À proximité de la Porte Prescott. Le recensement de 1818, effectué par la paroisse Notre-Dame-de-Québec nous indique que sa propriété était sise au numéro 23 (numérotation de l’époque), à l’intersection de la rue Buade et de la Côte de la Montagne (3). Marie-Anne était de plus propriétaire d’un immeuble adjacent à sa résidence, où elle gardait des chambreurs, et qu’elle mettra en vente quelques mois avant son décès. En effet, dans une annonce qu’elle fera paraître le 2 avril 1821 dans La Gazette de Québec, elle décrit cette propriété comme spacieuse et bien située, « near Prescott Gate, well adapted for commercial purposes ». La Porte Prescott était située dans la partie supérieure de la Côte de la Montagne (6).

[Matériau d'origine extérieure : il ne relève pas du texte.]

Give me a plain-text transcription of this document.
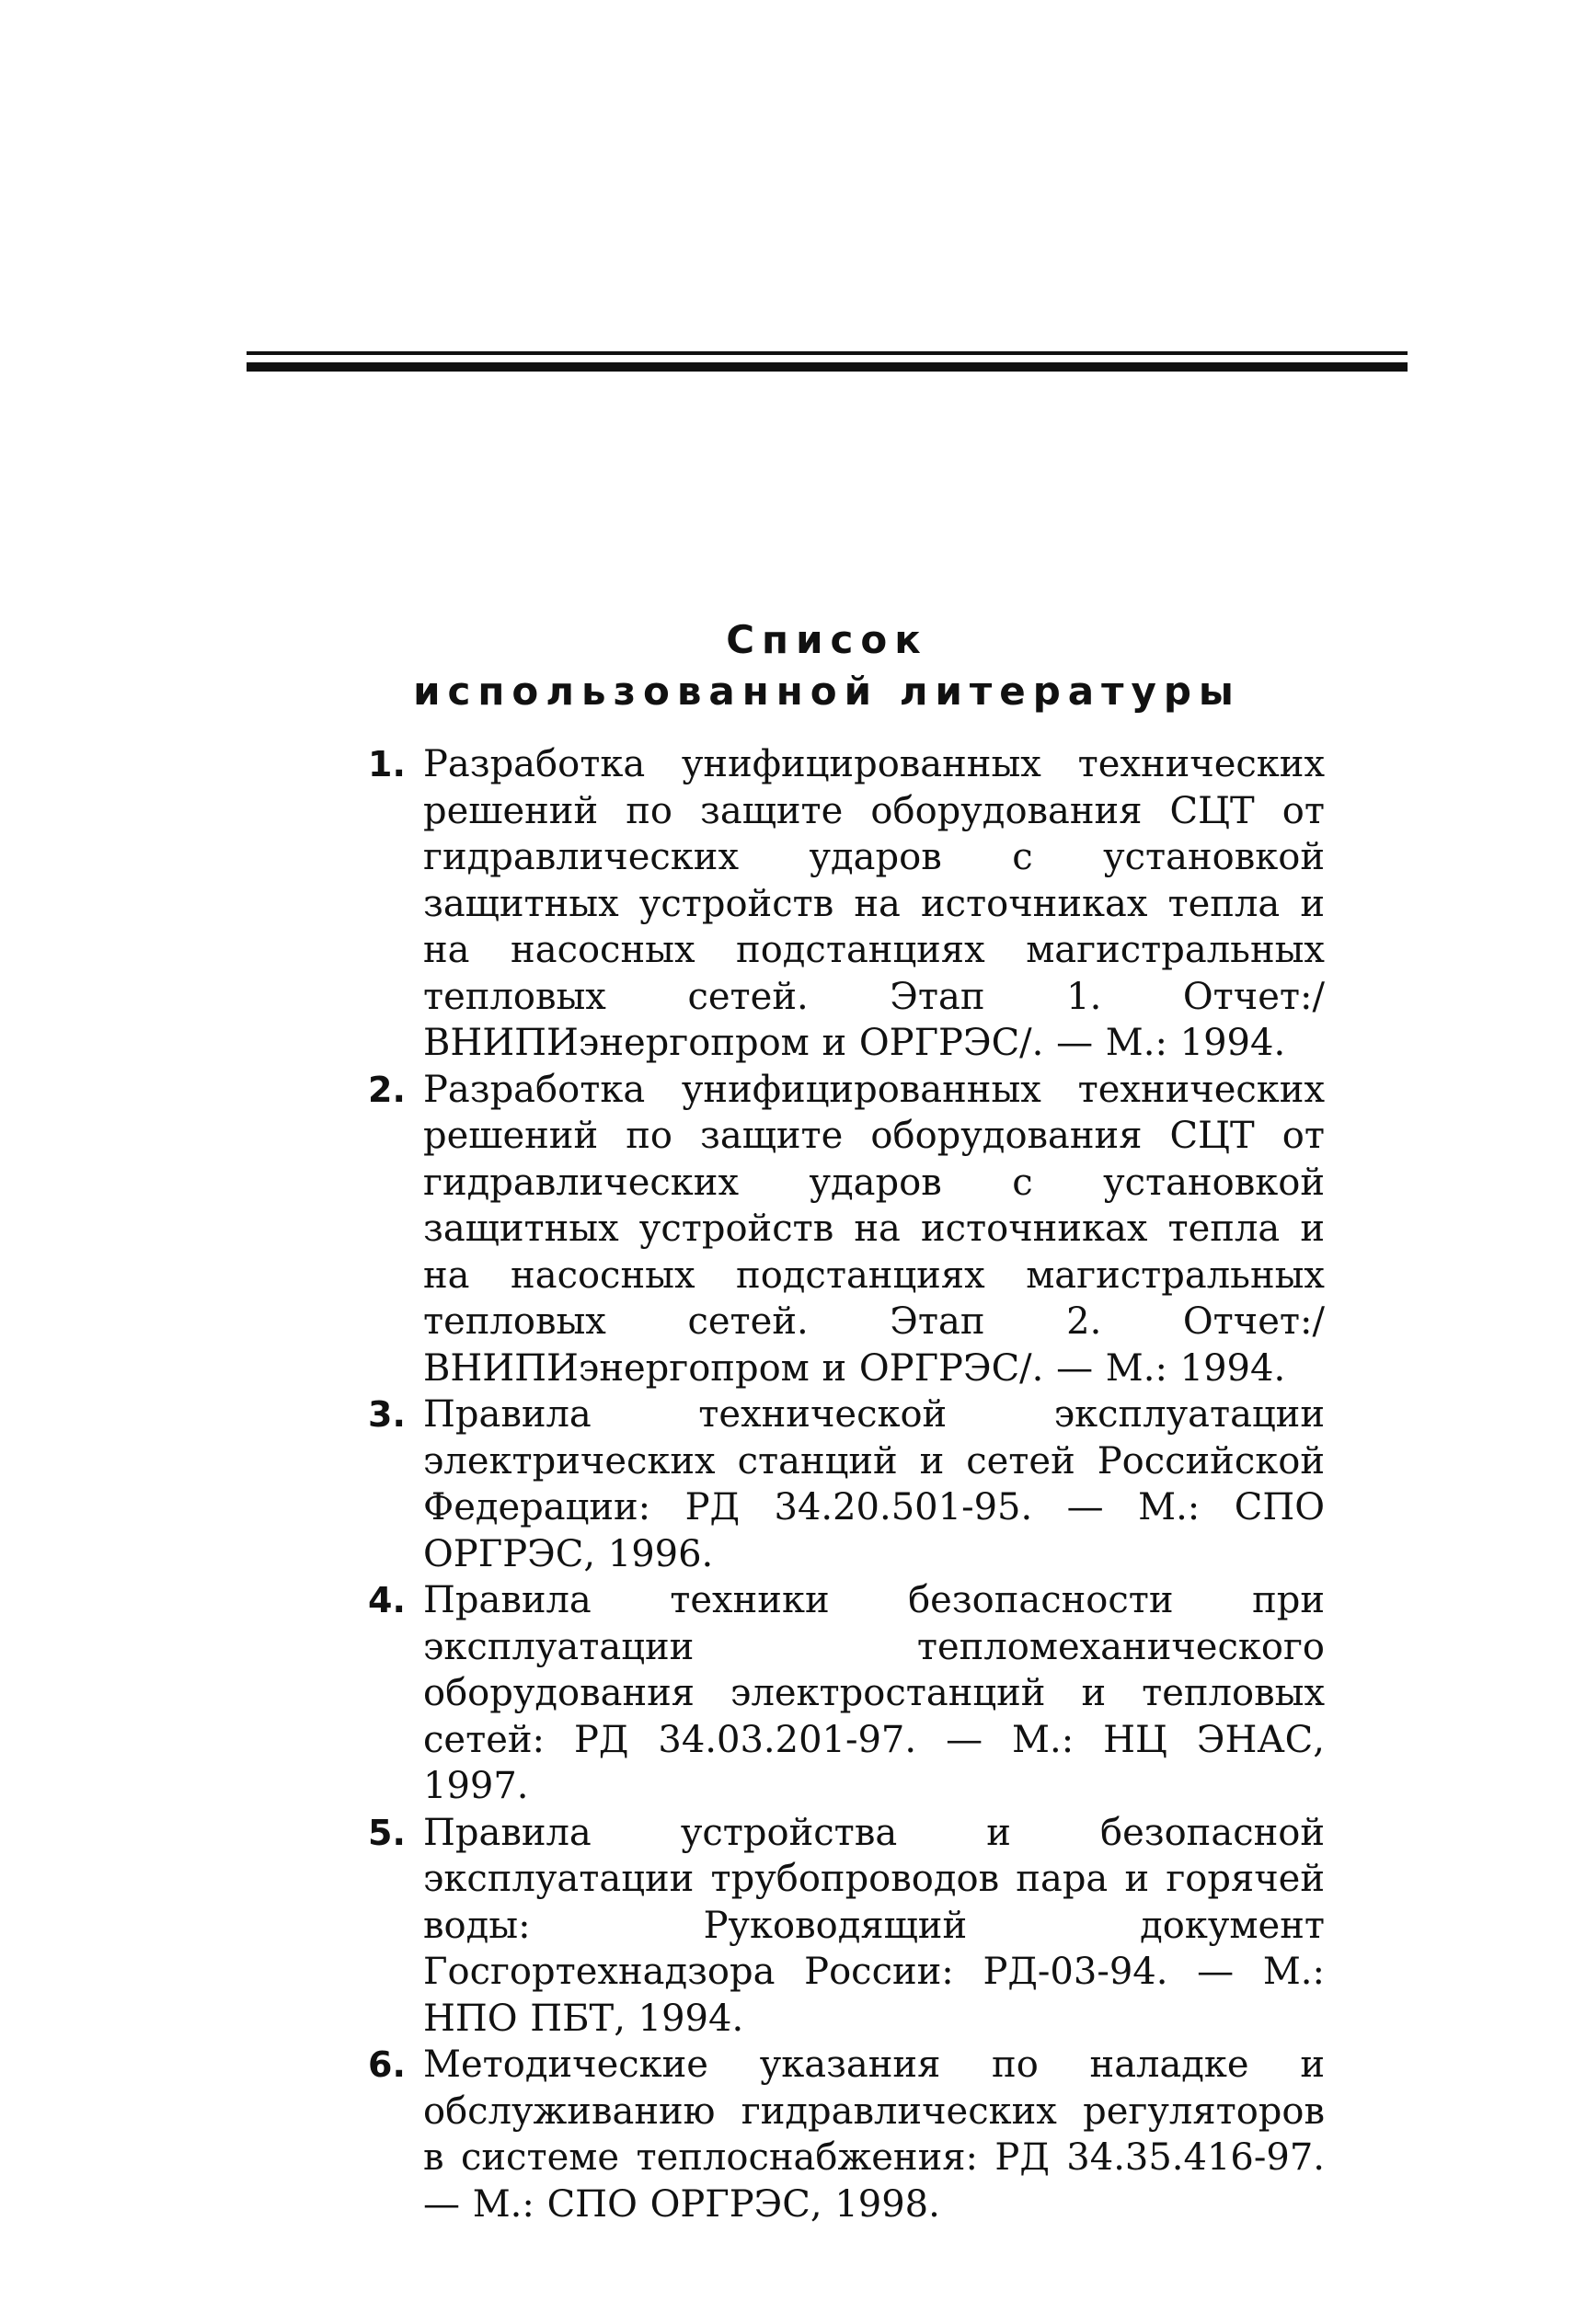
Список
использованной литературы
1. Разработка унифицированных технических решений по защите оборудования СЦТ от гидравлических ударов с установкой защитных устройств на источниках тепла и на насосных подстанциях магистральных тепловых сетей. Этап 1. Отчет:/ ВНИПИэнергопром и ОРГРЭС/. — М.: 1994.
2. Разработка унифицированных технических решений по защите оборудования СЦТ от гидравлических ударов с установкой защитных устройств на источниках тепла и на насосных подстанциях магистральных тепловых сетей. Этап 2. Отчет:/ ВНИПИэнергопром и ОРГРЭС/. — М.: 1994.
3. Правила технической эксплуатации электрических станций и сетей Российской Федерации: РД 34.20.501-95. — М.: СПО ОРГРЭС, 1996.
4. Правила техники безопасности при эксплуатации тепломеханического оборудования электростанций и тепловых сетей: РД 34.03.201-97. — М.: НЦ ЭНАС, 1997.
5. Правила устройства и безопасной эксплуатации трубопроводов пара и горячей воды: Руководящий документ Госгортехнадзора России: РД-03-94. — М.: НПО ПБТ, 1994.
6. Методические указания по наладке и обслуживанию гидравлических регуляторов в системе теплоснабжения: РД 34.35.416-97. — М.: СПО ОРГРЭС, 1998.
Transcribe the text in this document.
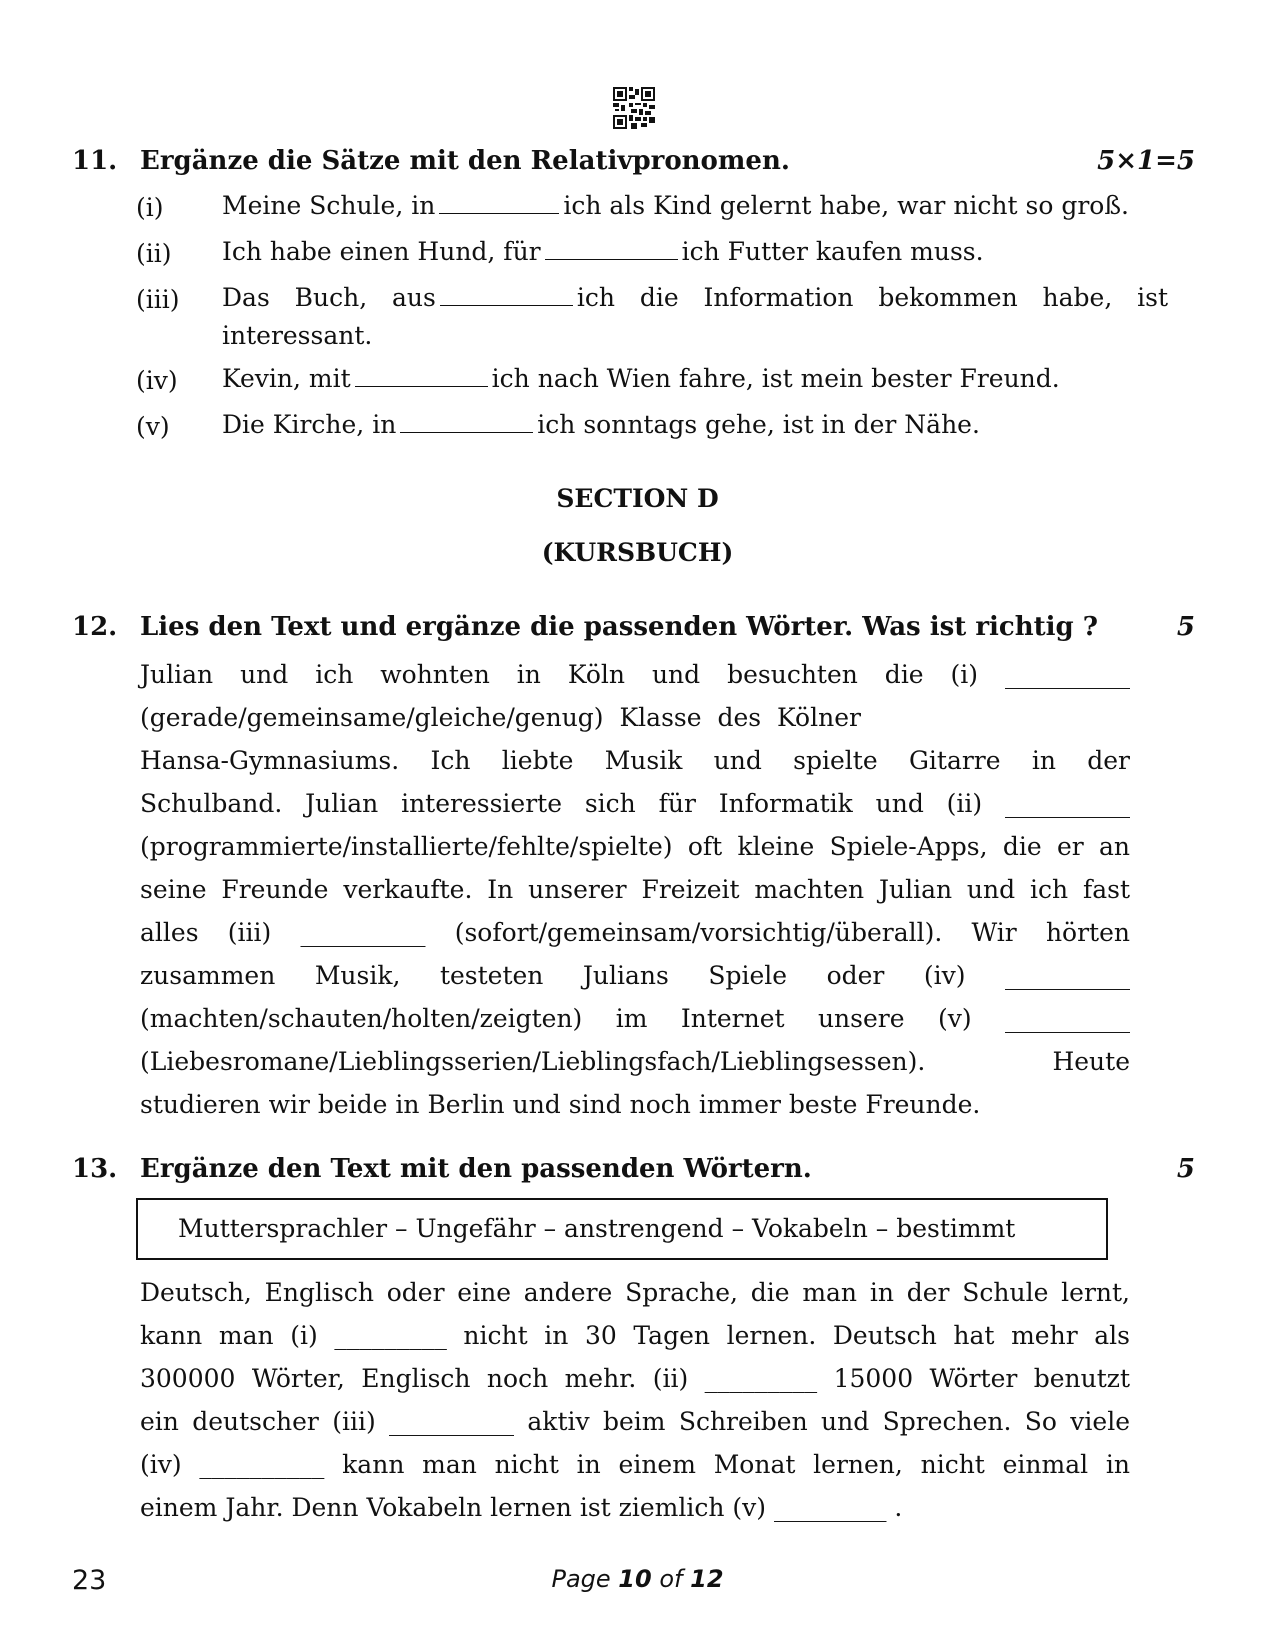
11. Ergänze die Sätze mit den Relativpronomen.	5×1=5
(i) Meine Schule, in	ich als Kind gelernt habe, war nicht so groß.
(ii) Ich habe einen Hund, für	ich Futter kaufen muss.
(iii) Das Buch, aus	ich die Information bekommen habe, ist interessant.
(iv) Kevin, mit	ich nach Wien fahre, ist mein bester Freund.
(v) Die Kirche, in	ich sonntags gehe, ist in der Nähe.
SECTION D
(KURSBUCH)
12. Lies den Text und ergänze die passenden Wörter. Was ist richtig ?	5
Julian und ich wohnten in Köln und besuchten die (i) __________
(gerade/gemeinsame/gleiche/genug) Klasse des Kölner
Hansa-Gymnasiums. Ich liebte Musik und spielte Gitarre in der
Schulband. Julian interessierte sich für Informatik und (ii) __________
(programmierte/installierte/fehlte/spielte) oft kleine Spiele-Apps, die er an
seine Freunde verkaufte. In unserer Freizeit machten Julian und ich fast
alles (iii) __________ (sofort/gemeinsam/vorsichtig/überall). Wir hörten
zusammen Musik, testeten Julians Spiele oder (iv) __________
(machten/schauten/holten/zeigten) im Internet unsere (v) __________
(Liebesromane/Lieblingsserien/Lieblingsfach/Lieblingsessen). Heute
studieren wir beide in Berlin und sind noch immer beste Freunde.
13. Ergänze den Text mit den passenden Wörtern.	5
Muttersprachler – Ungefähr – anstrengend – Vokabeln – bestimmt
Deutsch, Englisch oder eine andere Sprache, die man in der Schule lernt,
kann man (i) _________ nicht in 30 Tagen lernen. Deutsch hat mehr als
300000 Wörter, Englisch noch mehr. (ii) _________ 15000 Wörter benutzt
ein deutscher (iii) __________ aktiv beim Schreiben und Sprechen. So viele
(iv) __________ kann man nicht in einem Monat lernen, nicht einmal in
einem Jahr. Denn Vokabeln lernen ist ziemlich (v) _________ .
23	Page 10 of 12
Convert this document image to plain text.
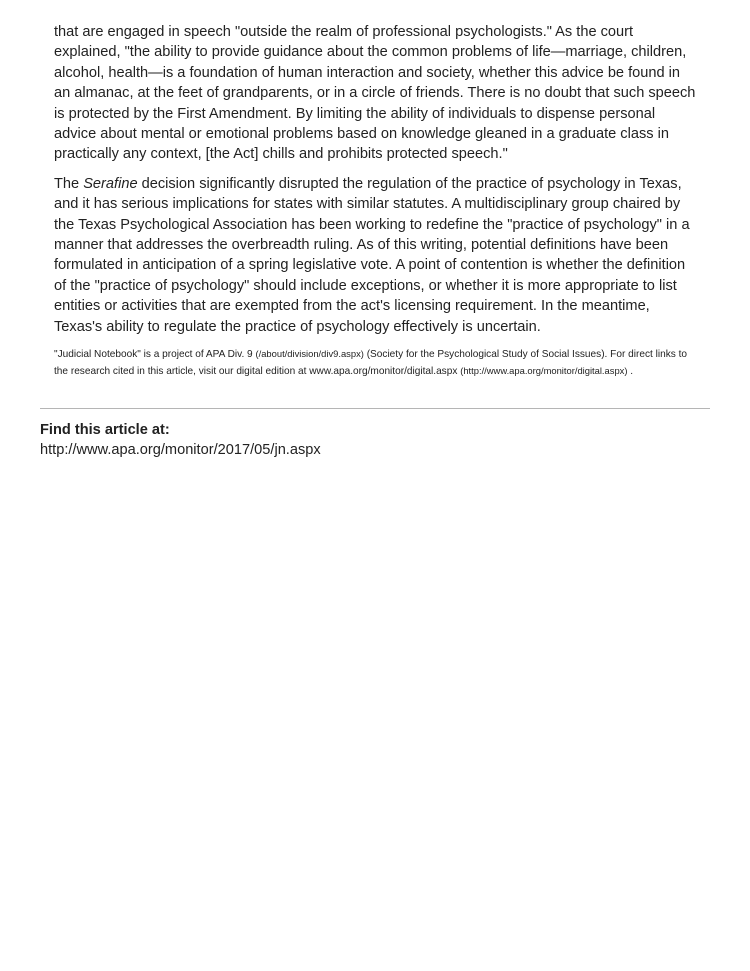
that are engaged in speech "outside the realm of professional psychologists." As the court explained, "the ability to provide guidance about the common problems of life—marriage, children, alcohol, health—is a foundation of human interaction and society, whether this advice be found in an almanac, at the feet of grandparents, or in a circle of friends. There is no doubt that such speech is protected by the First Amendment. By limiting the ability of individuals to dispense personal advice about mental or emotional problems based on knowledge gleaned in a graduate class in practically any context, [the Act] chills and prohibits protected speech."

The Serafine decision significantly disrupted the regulation of the practice of psychology in Texas, and it has serious implications for states with similar statutes. A multidisciplinary group chaired by the Texas Psychological Association has been working to redefine the "practice of psychology" in a manner that addresses the overbreadth ruling. As of this writing, potential definitions have been formulated in anticipation of a spring legislative vote. A point of contention is whether the definition of the "practice of psychology" should include exceptions, or whether it is more appropriate to list entities or activities that are exempted from the act's licensing requirement. In the meantime, Texas's ability to regulate the practice of psychology effectively is uncertain.

"Judicial Notebook" is a project of APA Div. 9 (/about/division/div9.aspx) (Society for the Psychological Study of Social Issues). For direct links to the research cited in this article, visit our digital edition at www.apa.org/monitor/digital.aspx (http://www.apa.org/monitor/digital.aspx) .

Find this article at:

http://www.apa.org/monitor/2017/05/jn.aspx
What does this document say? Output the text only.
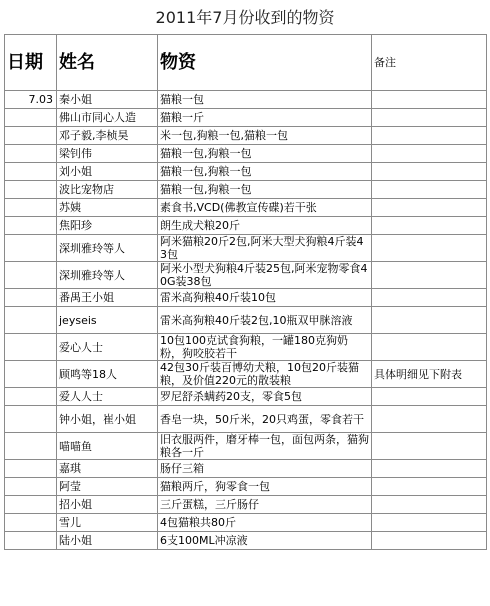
2011年7月份收到的物资
日期	姓名	物资	备注
7.03	秦小姐	猫粮一包	
	佛山市同心人造	猫粮一斤	
	邓子毅,李桢昊	米一包,狗粮一包,猫粮一包	
	梁钊伟	猫粮一包,狗粮一包	
	刘小姐	猫粮一包,狗粮一包	
	波比宠物店	猫粮一包,狗粮一包	
	苏姨	素食书,VCD(佛教宣传碟)若干张	
	焦阳珍	朗生成犬粮20斤	
	深圳雅玲等人	阿米猫粮20斤2包,阿米大型犬狗粮4斤装43包	
	深圳雅玲等人	阿米小型犬狗粮4斤装25包,阿米宠物零食40G装38包	
	番禺王小姐	雷米高狗粮40斤装10包	
	jeyseis	雷米高狗粮40斤装2包,10瓶双甲脒溶液	
	爱心人士	10包100克试食狗粮，一罐180克狗奶粉，狗咬胶若干	
	顾鸣等18人	42包30斤装百博幼犬粮，10包20斤装猫粮，及价值220元的散装粮	具体明细见下附表
	爱人人士	罗尼舒杀螨药20支，零食5包	
	钟小姐，崔小姐	香皂一块，50斤米，20只鸡蛋，零食若干	
	喵喵鱼	旧衣服两件，磨牙棒一包，面包两条，猫狗粮各一斤	
	嘉琪	肠仔三箱	
	阿莹	猫粮两斤，狗零食一包	
	招小姐	三斤蛋糕，三斤肠仔	
	雪儿	4包猫粮共80斤	
	陆小姐	6支100ML冲凉液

Vis-à-vis l’évêché… Suite au décès de Marie-Anne Dorion, sa maison sera mise en vente par les deux liquidateurs qu’elle avait désignés, son frère Joseph Dorion et son cousin Pierre-Antoine Dorion. Elle sera rachetée en 1824 par Charles Jourdain, qui était un parent éloigné des Dorion et, peut-être, plus qu’un simple ami de la défunte…On ne dispose pas de la séquence de la chaîne de titres après cette date.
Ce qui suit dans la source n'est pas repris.